Si vous souhaitez changer des concerts en ligne et autres opéras en streaming mais que vous désirez tout de même garder un lien avec la musique, voici une sélection de quelques biopics musicaux à (re)voir pendant cette période de confinement. Avec Tino Rossi en Schubert, Gustav Leonhardt en Bach ou Gérard Depardieu en Marin Marais, tour d’horizon des meilleurs longs métrages portant à l'écran des figures emblématiques de la musique classique.

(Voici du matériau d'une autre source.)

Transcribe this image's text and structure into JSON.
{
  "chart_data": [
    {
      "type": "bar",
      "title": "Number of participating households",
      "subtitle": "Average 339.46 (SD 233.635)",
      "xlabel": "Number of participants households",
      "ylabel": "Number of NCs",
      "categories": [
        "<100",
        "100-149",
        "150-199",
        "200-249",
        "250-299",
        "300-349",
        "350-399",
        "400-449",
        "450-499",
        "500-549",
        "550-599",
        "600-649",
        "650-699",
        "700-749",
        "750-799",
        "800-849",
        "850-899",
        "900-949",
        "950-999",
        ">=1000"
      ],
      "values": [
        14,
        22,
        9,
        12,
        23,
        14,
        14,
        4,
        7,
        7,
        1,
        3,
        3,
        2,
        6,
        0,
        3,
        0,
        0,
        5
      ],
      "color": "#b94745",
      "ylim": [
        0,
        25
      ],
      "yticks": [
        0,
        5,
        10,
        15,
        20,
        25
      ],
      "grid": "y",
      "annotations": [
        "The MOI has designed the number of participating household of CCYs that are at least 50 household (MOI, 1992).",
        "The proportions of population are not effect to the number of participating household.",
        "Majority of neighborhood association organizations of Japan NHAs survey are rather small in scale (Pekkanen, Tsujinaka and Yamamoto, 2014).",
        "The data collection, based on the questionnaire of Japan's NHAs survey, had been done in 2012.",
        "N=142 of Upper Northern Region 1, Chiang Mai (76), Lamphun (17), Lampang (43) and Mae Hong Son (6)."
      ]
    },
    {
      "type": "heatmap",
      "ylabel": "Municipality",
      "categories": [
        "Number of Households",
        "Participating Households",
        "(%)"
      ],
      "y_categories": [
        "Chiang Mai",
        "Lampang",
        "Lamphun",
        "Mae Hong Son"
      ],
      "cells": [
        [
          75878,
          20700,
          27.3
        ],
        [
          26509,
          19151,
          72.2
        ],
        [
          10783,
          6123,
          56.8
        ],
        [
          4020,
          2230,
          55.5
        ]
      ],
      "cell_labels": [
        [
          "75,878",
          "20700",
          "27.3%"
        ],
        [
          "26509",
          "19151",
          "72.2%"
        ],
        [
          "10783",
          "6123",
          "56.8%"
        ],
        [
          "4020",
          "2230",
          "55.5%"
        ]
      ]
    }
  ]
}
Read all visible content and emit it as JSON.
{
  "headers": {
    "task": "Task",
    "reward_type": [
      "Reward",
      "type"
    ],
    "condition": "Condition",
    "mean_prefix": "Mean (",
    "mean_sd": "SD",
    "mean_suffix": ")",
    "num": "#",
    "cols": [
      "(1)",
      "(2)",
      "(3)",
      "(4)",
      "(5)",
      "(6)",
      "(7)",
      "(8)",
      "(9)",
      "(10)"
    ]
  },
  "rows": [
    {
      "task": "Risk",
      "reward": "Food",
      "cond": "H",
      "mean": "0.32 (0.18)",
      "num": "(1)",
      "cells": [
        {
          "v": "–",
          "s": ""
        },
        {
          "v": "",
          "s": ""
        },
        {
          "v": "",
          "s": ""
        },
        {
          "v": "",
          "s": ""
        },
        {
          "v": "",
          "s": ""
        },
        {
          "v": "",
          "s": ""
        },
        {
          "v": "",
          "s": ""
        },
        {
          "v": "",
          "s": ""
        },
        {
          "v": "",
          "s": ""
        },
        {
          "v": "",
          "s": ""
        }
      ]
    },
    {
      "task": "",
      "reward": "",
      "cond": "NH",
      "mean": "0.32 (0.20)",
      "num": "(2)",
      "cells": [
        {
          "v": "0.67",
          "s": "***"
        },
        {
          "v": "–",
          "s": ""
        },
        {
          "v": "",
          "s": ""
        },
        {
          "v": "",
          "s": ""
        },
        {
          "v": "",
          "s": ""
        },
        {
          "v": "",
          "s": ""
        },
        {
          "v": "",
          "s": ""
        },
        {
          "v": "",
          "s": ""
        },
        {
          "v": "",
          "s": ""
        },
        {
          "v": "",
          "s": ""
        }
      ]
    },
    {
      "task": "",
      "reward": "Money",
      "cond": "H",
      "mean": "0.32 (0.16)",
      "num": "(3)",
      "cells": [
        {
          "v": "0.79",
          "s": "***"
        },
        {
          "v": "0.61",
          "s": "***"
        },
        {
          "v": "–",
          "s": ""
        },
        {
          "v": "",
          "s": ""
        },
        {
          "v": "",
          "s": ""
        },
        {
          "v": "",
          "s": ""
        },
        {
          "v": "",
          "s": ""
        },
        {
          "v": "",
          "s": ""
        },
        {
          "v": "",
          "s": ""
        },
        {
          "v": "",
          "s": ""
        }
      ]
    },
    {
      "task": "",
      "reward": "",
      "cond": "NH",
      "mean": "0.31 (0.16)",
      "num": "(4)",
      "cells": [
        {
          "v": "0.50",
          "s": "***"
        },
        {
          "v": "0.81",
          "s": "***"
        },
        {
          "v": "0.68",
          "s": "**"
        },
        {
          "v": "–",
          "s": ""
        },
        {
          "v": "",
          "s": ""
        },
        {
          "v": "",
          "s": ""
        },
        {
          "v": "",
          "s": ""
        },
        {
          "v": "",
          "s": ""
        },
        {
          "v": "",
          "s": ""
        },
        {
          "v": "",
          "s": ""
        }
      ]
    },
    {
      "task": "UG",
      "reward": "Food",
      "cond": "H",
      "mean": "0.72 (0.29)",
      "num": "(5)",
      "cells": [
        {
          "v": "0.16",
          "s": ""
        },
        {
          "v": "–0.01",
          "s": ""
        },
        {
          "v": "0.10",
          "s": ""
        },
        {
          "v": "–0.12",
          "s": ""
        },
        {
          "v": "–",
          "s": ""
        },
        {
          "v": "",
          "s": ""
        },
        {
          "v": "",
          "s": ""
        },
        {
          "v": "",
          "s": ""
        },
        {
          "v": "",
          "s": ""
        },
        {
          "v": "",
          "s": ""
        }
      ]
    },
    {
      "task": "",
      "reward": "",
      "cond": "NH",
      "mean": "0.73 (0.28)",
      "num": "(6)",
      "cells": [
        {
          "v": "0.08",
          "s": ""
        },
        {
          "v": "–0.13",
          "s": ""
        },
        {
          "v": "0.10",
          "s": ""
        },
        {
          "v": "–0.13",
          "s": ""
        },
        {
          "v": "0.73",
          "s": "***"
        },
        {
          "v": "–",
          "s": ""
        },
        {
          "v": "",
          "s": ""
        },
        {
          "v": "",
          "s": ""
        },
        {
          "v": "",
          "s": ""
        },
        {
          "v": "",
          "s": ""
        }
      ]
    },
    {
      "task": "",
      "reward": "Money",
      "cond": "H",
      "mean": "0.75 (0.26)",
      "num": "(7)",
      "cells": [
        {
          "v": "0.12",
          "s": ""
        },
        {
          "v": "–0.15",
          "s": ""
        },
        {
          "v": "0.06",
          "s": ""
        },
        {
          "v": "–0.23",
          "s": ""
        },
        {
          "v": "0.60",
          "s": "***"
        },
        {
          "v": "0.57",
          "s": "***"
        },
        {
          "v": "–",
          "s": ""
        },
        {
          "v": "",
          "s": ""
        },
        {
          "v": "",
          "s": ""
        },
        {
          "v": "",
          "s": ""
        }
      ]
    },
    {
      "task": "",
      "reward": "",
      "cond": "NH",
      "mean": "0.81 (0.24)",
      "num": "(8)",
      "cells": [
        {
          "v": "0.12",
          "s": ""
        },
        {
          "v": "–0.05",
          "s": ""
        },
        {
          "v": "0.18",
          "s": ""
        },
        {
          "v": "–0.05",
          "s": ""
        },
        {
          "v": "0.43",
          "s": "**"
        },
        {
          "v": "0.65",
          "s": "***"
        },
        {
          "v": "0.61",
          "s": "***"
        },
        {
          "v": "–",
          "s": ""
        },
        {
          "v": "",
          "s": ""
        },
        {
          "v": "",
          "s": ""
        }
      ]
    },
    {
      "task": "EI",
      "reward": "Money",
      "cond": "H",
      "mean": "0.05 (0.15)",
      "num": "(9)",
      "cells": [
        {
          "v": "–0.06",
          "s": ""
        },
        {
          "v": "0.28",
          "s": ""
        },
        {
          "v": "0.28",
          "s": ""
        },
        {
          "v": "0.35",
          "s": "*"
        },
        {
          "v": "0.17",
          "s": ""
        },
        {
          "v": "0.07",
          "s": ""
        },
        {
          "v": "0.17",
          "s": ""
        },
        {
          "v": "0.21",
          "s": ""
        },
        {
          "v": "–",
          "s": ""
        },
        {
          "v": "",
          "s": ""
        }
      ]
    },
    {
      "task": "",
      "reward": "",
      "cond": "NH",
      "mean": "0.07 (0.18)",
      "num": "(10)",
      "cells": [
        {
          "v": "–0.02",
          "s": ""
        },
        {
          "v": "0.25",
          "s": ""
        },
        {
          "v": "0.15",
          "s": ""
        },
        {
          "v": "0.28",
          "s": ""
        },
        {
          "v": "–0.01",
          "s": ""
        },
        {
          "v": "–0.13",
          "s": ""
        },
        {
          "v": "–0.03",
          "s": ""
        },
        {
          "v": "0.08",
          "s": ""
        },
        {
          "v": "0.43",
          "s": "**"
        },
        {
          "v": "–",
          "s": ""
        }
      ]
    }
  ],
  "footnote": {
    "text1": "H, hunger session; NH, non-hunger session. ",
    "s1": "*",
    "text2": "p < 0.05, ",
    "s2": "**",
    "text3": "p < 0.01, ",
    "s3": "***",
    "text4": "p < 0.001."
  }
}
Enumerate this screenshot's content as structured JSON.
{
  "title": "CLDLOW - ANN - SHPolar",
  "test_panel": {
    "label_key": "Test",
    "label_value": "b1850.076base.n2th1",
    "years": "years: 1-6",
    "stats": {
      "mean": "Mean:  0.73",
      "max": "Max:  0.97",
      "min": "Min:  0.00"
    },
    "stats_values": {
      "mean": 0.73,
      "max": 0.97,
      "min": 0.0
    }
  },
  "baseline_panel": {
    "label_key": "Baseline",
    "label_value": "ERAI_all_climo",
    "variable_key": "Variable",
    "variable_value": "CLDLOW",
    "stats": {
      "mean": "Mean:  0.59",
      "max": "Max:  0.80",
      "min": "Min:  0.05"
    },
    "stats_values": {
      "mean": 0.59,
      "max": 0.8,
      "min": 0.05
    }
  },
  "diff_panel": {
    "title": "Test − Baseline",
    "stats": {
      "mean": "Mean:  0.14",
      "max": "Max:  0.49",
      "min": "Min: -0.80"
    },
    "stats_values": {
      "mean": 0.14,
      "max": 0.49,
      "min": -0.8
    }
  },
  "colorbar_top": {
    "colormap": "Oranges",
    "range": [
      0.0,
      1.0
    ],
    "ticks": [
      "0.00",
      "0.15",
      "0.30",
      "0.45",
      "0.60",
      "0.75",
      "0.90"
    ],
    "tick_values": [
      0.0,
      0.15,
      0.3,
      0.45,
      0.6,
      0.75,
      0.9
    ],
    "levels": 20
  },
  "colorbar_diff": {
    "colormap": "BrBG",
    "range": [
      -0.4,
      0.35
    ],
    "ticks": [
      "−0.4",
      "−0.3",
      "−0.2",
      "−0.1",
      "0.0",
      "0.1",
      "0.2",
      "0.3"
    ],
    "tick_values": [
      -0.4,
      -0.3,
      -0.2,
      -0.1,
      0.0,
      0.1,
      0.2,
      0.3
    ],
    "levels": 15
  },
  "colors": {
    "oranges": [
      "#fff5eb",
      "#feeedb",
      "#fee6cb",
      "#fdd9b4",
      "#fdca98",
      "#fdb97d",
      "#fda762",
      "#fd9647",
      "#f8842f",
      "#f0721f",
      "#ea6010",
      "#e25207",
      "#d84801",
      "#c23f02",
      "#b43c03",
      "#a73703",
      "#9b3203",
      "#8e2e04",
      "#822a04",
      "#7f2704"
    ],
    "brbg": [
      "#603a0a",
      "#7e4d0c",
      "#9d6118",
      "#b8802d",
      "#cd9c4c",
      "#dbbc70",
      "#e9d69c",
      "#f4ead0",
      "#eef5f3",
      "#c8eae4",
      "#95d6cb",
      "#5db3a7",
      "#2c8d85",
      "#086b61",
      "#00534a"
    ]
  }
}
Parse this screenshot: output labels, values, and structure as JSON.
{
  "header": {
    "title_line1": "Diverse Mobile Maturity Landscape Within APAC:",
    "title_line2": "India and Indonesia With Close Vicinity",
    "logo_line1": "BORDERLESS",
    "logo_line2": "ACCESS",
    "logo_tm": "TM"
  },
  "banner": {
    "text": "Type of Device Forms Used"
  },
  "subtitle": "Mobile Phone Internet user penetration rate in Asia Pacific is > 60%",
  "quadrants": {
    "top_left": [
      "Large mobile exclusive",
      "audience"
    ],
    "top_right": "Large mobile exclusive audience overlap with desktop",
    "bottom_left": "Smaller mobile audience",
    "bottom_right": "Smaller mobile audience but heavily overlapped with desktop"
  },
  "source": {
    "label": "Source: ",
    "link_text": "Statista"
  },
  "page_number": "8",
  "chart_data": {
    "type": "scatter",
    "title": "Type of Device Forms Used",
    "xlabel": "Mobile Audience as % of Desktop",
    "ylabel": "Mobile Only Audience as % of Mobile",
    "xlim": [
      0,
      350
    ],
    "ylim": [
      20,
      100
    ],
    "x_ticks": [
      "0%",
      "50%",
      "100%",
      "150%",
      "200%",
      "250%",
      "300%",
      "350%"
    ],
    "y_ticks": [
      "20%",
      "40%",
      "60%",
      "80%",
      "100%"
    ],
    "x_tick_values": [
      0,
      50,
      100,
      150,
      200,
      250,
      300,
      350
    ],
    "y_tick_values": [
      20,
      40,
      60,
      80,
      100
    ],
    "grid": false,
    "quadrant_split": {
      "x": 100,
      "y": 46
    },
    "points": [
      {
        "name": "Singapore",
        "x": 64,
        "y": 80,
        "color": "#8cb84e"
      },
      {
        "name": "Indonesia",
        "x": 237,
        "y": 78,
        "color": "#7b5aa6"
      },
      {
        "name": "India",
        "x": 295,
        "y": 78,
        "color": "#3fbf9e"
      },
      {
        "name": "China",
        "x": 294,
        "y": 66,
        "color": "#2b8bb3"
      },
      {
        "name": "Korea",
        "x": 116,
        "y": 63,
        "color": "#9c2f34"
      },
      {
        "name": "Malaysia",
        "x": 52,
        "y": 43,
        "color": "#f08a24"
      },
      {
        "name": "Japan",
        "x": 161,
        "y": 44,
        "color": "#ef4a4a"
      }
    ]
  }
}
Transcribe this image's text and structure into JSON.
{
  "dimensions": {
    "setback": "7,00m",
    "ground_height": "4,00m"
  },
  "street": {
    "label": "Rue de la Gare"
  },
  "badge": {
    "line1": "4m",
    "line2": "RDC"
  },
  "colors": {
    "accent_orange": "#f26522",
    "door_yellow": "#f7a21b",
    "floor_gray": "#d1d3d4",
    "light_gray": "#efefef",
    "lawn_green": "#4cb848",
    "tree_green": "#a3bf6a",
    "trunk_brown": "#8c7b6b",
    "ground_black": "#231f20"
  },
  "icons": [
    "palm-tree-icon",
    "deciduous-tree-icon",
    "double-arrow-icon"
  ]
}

1Amadeus (Milos Forman, 1984)
Il était évidemment incontournable dans un top sur les biopics musicaux. Tout a été dit sur ce film, à consommer sans modération. Mozart, dont la musique est interprétée par Neville Marriner et l’Academy of St Martin in the Fields, est présenté comme un homme frivole, fêtard et doté d’un ego surdimensionné. Mais plus que son succès planétaire, ce long métrage de Milos Forman aura contribué à faire connaître un peu mieux Salieri, et ce malgré l'exagération de sa rivalité avec Mozart – le film s'inspire de la pièce éponyme de Peter Shaffer qui prend bien des libertés avec la réalité historique. On sait bien que ce n’est pas Salieri qui a terminé, cyniquement, le Requiem au chevet d’un Mozart mourant en dépit du fait que cette scène soit l’une des plus belles de l’histoire du cinéma. D’autres éléments sont, par contre, véridiques, comme cette phrase de l’Empereur Joseph II qui déclara que la musique de Mozart comportait « trop de notes ». À signaler aussi les mises en scène d’opéras (L’Enlèvement au sérail ou Don Giovanni par exemple), particulièrement travaillées et réussies. Quoiqu’il en soit, depuis la scène d'ouverture à Vienne dans la neige sur la Symphonie nº 25 jusqu'à la fin sur le Lacrimosa du Requiem qui s’évanouit dans le brouillard, c’est sans conteste l’un des plus beaux biopics qu’ait offert le cinéma à la musique classique.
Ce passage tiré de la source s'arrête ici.